Re: Gum Tri-Color Yellow

From: Katharine Thayer ^lt;[email protected]>
Date: 06/27/04-01:10:23 PM Z
Message-id: <40DF1B97.116A@pacifier.com>

Well, this doesn't prove anything one way or another, but just out of
curiosity this afternoon, (well okay, curiosity plus avoidance of
another thing I didn't want to do) I printed a "tricolor" with PV19. I
say "tricolor" because it wasn't done with separations, I just printed
one negative three times. (I just wanted to do a little test print and I
don't have any little test negatives in tricolor separations).

I found I had three different versions of PV19, so I mixed all three
with gum and chose the one that looked most like a true magenta. The
others were (1) more rose-ish, (M. Graham "quinacridone rose") and (2)
purple (M. Graham "quinacridone violet.") The one I chose was Daniel
Smith "quinacridone red." (There's a good example of a paint being named
after a different pigment than the pigment it contains.) I was
surprised, with all three of the PV19s, how sort of wimpy the color was.
I put quite a lot of pigment in all three before I decided it was never
going to get any more saturated than it already was.

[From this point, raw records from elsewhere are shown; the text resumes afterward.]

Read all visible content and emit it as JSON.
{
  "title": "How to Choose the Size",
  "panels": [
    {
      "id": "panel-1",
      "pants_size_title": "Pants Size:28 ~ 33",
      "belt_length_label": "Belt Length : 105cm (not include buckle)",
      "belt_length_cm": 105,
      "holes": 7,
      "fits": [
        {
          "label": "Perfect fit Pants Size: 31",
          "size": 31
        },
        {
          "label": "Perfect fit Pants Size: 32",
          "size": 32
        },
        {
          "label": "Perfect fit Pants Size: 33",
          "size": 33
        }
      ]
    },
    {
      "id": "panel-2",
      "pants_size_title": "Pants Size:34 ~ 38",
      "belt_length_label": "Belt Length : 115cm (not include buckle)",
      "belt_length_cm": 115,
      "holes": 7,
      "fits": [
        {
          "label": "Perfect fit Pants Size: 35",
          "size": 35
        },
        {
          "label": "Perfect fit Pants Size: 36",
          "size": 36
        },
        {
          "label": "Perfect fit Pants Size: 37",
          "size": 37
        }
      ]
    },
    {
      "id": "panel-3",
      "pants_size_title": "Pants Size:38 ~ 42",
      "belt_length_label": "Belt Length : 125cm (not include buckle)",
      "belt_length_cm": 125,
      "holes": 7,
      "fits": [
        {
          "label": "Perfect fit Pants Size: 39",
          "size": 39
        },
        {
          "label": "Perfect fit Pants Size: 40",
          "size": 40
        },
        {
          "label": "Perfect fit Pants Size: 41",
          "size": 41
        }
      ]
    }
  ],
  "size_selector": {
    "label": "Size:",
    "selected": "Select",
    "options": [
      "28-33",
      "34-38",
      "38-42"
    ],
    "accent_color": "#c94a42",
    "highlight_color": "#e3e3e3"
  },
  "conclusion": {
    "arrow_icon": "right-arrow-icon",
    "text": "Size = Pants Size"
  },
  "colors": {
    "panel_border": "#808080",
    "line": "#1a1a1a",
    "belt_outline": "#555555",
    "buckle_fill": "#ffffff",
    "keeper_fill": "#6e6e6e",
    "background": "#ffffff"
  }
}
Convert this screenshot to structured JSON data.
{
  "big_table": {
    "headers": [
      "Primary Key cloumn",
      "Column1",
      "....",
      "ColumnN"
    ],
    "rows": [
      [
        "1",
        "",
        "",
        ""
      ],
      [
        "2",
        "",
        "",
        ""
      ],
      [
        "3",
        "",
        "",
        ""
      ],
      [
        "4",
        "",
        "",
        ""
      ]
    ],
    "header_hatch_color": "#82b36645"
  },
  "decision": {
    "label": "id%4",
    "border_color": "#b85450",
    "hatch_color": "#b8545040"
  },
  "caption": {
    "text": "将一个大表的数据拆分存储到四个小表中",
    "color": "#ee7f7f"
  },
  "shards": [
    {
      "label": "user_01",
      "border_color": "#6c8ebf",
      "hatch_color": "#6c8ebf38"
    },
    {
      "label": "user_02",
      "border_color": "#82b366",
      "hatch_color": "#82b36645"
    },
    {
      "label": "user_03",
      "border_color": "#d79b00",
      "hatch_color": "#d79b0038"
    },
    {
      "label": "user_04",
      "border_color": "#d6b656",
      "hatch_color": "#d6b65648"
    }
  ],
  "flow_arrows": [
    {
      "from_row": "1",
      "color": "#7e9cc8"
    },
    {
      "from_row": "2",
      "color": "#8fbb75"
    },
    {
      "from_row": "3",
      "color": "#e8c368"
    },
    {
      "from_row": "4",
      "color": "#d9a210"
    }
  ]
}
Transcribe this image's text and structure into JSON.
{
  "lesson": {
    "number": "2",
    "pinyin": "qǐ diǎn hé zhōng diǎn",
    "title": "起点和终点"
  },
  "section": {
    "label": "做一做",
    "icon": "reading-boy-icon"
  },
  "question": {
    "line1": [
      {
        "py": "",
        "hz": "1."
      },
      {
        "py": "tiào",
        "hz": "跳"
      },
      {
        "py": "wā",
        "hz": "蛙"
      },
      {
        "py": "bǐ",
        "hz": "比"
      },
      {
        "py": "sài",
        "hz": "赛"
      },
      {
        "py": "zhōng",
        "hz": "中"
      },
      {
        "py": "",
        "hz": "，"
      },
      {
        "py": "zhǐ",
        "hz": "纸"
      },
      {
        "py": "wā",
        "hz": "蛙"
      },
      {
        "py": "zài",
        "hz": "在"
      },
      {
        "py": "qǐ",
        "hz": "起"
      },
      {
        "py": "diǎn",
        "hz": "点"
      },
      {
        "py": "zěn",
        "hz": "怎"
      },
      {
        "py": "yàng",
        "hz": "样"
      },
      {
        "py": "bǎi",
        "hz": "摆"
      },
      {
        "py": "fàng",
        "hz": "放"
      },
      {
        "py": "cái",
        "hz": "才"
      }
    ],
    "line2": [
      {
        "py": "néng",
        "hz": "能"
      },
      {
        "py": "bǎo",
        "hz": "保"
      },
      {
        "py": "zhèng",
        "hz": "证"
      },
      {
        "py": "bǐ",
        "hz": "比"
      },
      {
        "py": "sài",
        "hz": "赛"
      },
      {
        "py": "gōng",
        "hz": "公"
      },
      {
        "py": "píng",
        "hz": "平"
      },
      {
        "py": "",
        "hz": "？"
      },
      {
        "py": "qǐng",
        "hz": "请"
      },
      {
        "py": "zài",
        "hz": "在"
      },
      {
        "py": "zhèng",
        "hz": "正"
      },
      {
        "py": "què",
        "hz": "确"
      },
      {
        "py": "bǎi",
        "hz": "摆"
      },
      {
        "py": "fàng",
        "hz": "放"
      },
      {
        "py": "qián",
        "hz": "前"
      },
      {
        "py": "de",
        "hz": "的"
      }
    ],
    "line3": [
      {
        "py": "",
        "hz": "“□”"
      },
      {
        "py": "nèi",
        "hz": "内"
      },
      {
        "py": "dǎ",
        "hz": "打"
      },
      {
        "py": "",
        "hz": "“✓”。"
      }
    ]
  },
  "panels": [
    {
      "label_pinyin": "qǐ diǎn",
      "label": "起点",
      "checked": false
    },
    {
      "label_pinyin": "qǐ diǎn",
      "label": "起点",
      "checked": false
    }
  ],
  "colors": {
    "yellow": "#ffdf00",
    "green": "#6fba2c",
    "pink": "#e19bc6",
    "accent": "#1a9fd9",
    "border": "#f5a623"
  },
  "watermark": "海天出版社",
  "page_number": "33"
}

I used the PY110 for yellow, and indanthrone (PB 60) for blue, since I
thought the indanthrone would be closer to the depth and hue of the
cyanotype than the blues than I normally use.

The red and yellow printed well and looked good together, as Tom
described. But when I put the blue on, what I got was a reddish brown
overall tone. I put another layer of yellow on just in case there wasn't
enough yellow, but it didn't change anything, just turned the brown
slightly more orange. And just in case for some reason the blue wasn't
holding its own, I added another, heavier layer of blue (it was almost
black and very heavily pigmented), but the extra blue didn't turn the
brown black, as I would have expected, but just gave the brown a sort of
purplish hue.

Like I say, this isn't definitive by any means, but makes me continue to
wonder if, perhaps, there's something about PV19, or the combination of
PV19 and PY110, that creates this brownish tone when added to blue.

Katharine Thayer

Katharine Thayer wrote:
>
> Tom,
> The brownish tone still doesn't make sense to me, even as a function of
> curves or exposures. You may of course prove me completely wrong about
> that and are welcome to do so.
>
> But to me it's more likely related to the quinacridone violet that
> you're using for the magenta. I hate to keep recommending pigment
> changes to you, but I'm inclined to think a quinacridone red (PV209)
> would serve you better. I haven't used PV19 very much, but I have seen
> brownish tones when it is mixed with different colors.
>
> Sam would know better, but I also wonder about how different reds and
> yellows work with the cyanotype, if it's possible that you'd need
> different red and yellow pigments with the cyanotype than what would
> work best with one or another of the blue pigments.